As mentioned in the brief for Aurora, Canopy Growth is currently the largest public player in this space.  I feel it is prudent in an early industry to place several bets on the front horses as they have the early mover advantages.  Last fall, alcohol company Constellation Brands shook up the marijuana world by buying a minority stake in Canopy Growth.  Having a “traditional” company such as Constellation helps provide the “adult in the room” vibe.  Canopy is also in the process of listing on the NYSE under the ticker CGC which should be by the end of May.  Being listed on a traditional exchange such as the Nasdaq or NYSE ultimately can lead to them being included in the S&P 500.  Being in the S&P 500 provides constant funding by the other trend of passive investing.  In my opinion inclusion in the index is highly underrated.

Cronos Group (CRON)

In February, Cronos Group announced it was moving over from the Canadian OTC exchange to the Nasdaq.  This move will help improve liquidity which ultimately will allow institutional investors to take positions in the company.  Part of this process coming to fruition is having the large institutions buying in as their clients ask for exposure to the marijuana industry.

GW Pharmaceuticals (GWPH)

After exposure to the main growers in the space, I shifted angles here by looking at a legitimate medical use for marijuana.  GW Pharmaceuticals is awaiting FDA approval for its drug Epidiolex.  Epidiolex has been used to treat children with severe forms of childhood epilepsy.  By severe, think of having 40 or so seizures a week!  One patient in particular had been having 40-50 per week and during the drug trial it dropped to to a few or even zero.  With properly collected data they showed a 40% reduction in the amount of seizures.

Scotts Miracle-Gro (SMG)

The last company is Scotts Miracle-Gro.  Yes, the company making all of your lawn products is finding itself in the middle of the marijuana revolution.  Besides the obvious applications that some of their consumable chemicals can have for growing strong, healthy plants quickly comes their recent acquisition of hydroponics company Sunlight Supply.  Scotts already has exposure in this space so this acquisition plays into their wheelhouse.  The angle here is playing the “pickaxe and shovel” to the marijuana growers.
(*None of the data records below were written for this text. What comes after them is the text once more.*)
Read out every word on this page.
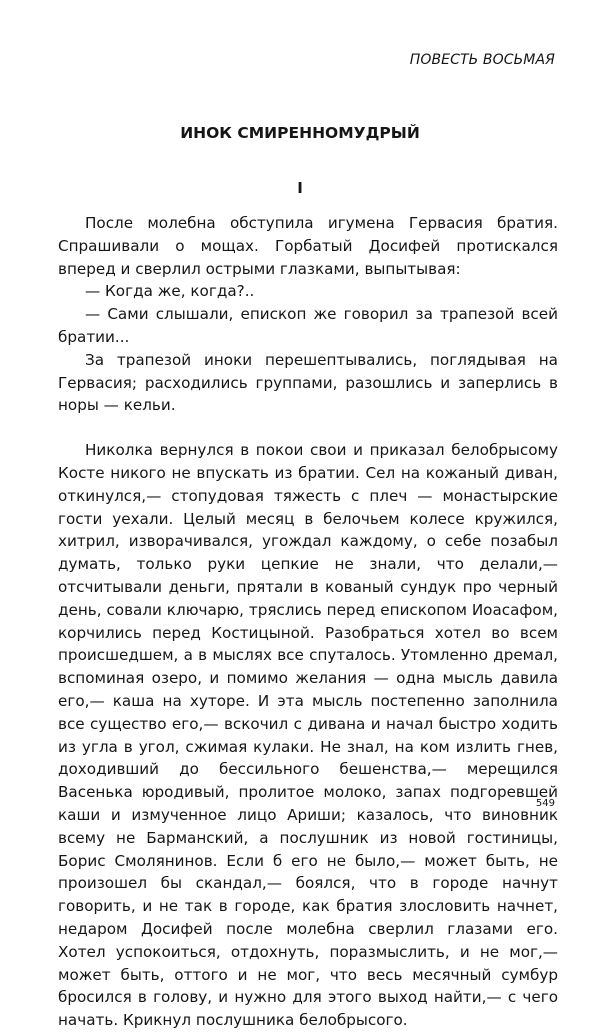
ПОВЕСТЬ ВОСЬМАЯ
ИНОК СМИРЕННОМУДРЫЙ
I

После молебна обступила игумена Гервасия братия. Спрашивали о мощах. Горбатый Досифей протискался вперед и сверлил острыми глазками, выпытывая:

— Когда же, когда?..

— Сами слышали, епископ же говорил за трапезой всей братии...

За трапезой иноки перешептывались, поглядывая на Гервасия; расходились группами, разошлись и заперлись в норы — кельи.

Николка вернулся в покои свои и приказал белобрысому Косте никого не впускать из братии. Сел на кожаный диван, откинулся,— стопудовая тяжесть с плеч — монастырские гости уехали. Целый месяц в белочьем колесе кружился, хитрил, изворачивался, угождал каждому, о себе позабыл думать, только руки цепкие не знали, что делали,— отсчитывали деньги, прятали в кованый сундук про черный день, совали ключарю, тряслись перед епископом Иоасафом, корчились перед Костицыной. Разобраться хотел во всем происшедшем, а в мыслях все спуталось. Утомленно дремал, вспоминая озеро, и помимо желания — одна мысль давила его,— каша на хуторе. И эта мысль постепенно заполнила все существо его,— вскочил с дивана и начал быстро ходить из угла в угол, сжимая кулаки. Не знал, на ком излить гнев, доходивший до бессильного бешенства,— мерещился Васенька юродивый, пролитое молоко, запах подгоревшей каши и измученное лицо Ариши; казалось, что виновник всему не Барманский, а послушник из новой гостиницы, Борис Смолянинов. Если б его не было,— может быть, не произошел бы скандал,— боялся, что в городе начнут говорить, и не так в городе, как братия злословить начнет, недаром Досифей после молебна сверлил глазами его. Хотел успокоиться, отдохнуть, поразмыслить, и не мог,— может быть, оттого и не мог, что весь месячный сумбур бросился в голову, и нужно для этого выход найти,— с чего начать. Крикнул послушника белобрысого.

549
In fact, the company seems reasonably valued based on traditional fundamental metrics.

After pulling back from about $108 last year, the share price sports a better-than-the-market dividend yield and the company has an 8 year dividend growth streak.  With nearly 20% earnings growth expected, the P/E of 22 seems quite reasonable.


That is my marijuana basket with a high level overview of the selections.  I’ll highlight again that this basket of companies in aggregate is still fairly speculative.  This is my attempt at what may be a long-term trend.  I have to point out this may not work and I have planned for that by having this basket be an appropriately small allocation of my portfolio.